次作『Dear God, I Hate Myself』を筆頭に、シュシュの作品はエレクトロニックな響きが前面に出て、シンセポップ色が濃いものが多いのですが、それと比較すると、本作では電子音も織り交ぜながら、ソリッドなバンド・サウンドが響きわたります。
前述したとおり、実験性とポップ性の絶妙なバランスが、このバンドおよびジェイミー・スチュワートの魅力ですが、本作も随所に奇妙なサウンドやアレンジが散りばめられつつ、ポップスとしても成立させたアルバムです。特にサックスのフリーなフレーズがアクセントになっています。
3曲目「F.T.W.」は、前半はアコースティック・ギターを使用したポップなサウンド・プロダクションながら、再生時間1:25あたりからは電子ノイズが飛び交い、その後は穏やかな空気が戻ってくるコントラストが鮮烈な1曲。
6曲目「Under Pressure」には、スワンズのマイケル・ジラがゲスト・ボーカルとして参加。この曲ではサックスも活躍し、後半はフリージャズのような雰囲気です。

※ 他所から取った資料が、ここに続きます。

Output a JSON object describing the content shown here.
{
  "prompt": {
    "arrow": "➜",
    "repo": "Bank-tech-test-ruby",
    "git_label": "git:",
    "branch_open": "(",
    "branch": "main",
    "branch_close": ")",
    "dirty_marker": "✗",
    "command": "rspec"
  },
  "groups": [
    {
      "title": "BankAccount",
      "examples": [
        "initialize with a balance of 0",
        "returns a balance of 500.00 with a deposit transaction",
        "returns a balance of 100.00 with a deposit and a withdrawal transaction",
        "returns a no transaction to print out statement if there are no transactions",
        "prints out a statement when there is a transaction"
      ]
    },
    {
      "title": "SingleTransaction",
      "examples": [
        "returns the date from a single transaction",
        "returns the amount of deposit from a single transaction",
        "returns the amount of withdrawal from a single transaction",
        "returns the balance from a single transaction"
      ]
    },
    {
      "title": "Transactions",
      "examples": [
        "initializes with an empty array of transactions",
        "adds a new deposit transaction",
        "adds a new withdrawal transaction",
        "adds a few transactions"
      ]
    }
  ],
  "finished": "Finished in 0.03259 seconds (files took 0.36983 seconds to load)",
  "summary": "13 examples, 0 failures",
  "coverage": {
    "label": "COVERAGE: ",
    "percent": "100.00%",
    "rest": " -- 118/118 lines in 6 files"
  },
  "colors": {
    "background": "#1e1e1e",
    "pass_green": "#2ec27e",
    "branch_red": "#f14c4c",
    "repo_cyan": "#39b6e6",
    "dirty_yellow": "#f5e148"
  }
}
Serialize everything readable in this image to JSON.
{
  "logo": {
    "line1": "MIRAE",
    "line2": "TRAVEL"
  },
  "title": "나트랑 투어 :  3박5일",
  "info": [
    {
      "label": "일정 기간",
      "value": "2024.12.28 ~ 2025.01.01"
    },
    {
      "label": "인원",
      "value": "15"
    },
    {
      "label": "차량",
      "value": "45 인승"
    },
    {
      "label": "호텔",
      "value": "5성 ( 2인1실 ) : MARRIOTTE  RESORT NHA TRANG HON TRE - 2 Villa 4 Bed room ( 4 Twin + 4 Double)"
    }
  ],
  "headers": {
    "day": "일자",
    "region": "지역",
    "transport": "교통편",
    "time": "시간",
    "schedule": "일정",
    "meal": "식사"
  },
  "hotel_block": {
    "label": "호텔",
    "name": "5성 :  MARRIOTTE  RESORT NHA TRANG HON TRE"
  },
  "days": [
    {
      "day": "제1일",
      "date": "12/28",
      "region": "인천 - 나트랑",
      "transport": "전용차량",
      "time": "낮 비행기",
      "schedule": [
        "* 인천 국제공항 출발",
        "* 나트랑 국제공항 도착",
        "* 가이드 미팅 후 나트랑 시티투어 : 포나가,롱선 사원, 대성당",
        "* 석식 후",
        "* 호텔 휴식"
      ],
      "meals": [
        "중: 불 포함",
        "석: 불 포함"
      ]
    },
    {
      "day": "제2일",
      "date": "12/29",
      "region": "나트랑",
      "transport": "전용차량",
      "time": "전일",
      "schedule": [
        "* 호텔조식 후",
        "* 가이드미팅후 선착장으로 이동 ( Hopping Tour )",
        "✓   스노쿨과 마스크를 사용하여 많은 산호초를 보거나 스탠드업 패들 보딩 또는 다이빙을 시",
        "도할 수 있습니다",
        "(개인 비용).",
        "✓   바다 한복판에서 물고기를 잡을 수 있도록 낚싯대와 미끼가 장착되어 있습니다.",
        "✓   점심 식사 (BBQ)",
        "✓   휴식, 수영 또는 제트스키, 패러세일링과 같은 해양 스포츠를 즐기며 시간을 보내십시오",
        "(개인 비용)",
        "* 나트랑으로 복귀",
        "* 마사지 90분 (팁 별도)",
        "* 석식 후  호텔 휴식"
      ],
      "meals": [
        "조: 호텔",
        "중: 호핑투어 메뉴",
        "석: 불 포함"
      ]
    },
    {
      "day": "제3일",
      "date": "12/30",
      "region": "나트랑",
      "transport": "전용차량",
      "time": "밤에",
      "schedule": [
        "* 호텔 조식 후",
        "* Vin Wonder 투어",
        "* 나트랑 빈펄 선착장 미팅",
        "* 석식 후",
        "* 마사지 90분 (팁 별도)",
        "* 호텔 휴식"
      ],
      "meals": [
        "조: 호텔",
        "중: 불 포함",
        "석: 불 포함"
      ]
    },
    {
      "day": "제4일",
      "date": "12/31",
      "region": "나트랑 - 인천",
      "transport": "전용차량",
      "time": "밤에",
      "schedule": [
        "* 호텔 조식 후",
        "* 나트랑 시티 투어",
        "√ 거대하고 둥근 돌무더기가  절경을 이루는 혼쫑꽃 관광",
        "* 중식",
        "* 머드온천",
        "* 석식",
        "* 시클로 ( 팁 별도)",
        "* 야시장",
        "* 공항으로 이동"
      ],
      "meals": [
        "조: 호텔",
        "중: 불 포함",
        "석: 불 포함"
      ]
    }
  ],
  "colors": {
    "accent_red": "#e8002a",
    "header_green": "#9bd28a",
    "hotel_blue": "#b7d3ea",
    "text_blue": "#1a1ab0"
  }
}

シンセの音や、電子ノイズ、フリーなサックスを効果的に使いながら、バンドのグルーヴ感や躍動感にも溢れたアルバムです。
違和感をフックに転化させながら、極上のポップスを響かせるジェイミー・スチュワートのバランス感覚は、本当に優れていると思います。ボーカリストとしても、どこか古き良きポップ・スターを彷彿とさせる雰囲気。
「ポップ職人」と呼ぶと軽すぎる、しかし「鬼才」と呼ぶほど近づきがたい雰囲気でもない、ジェイミー・スチュワートはそんなバランスの人だと思います。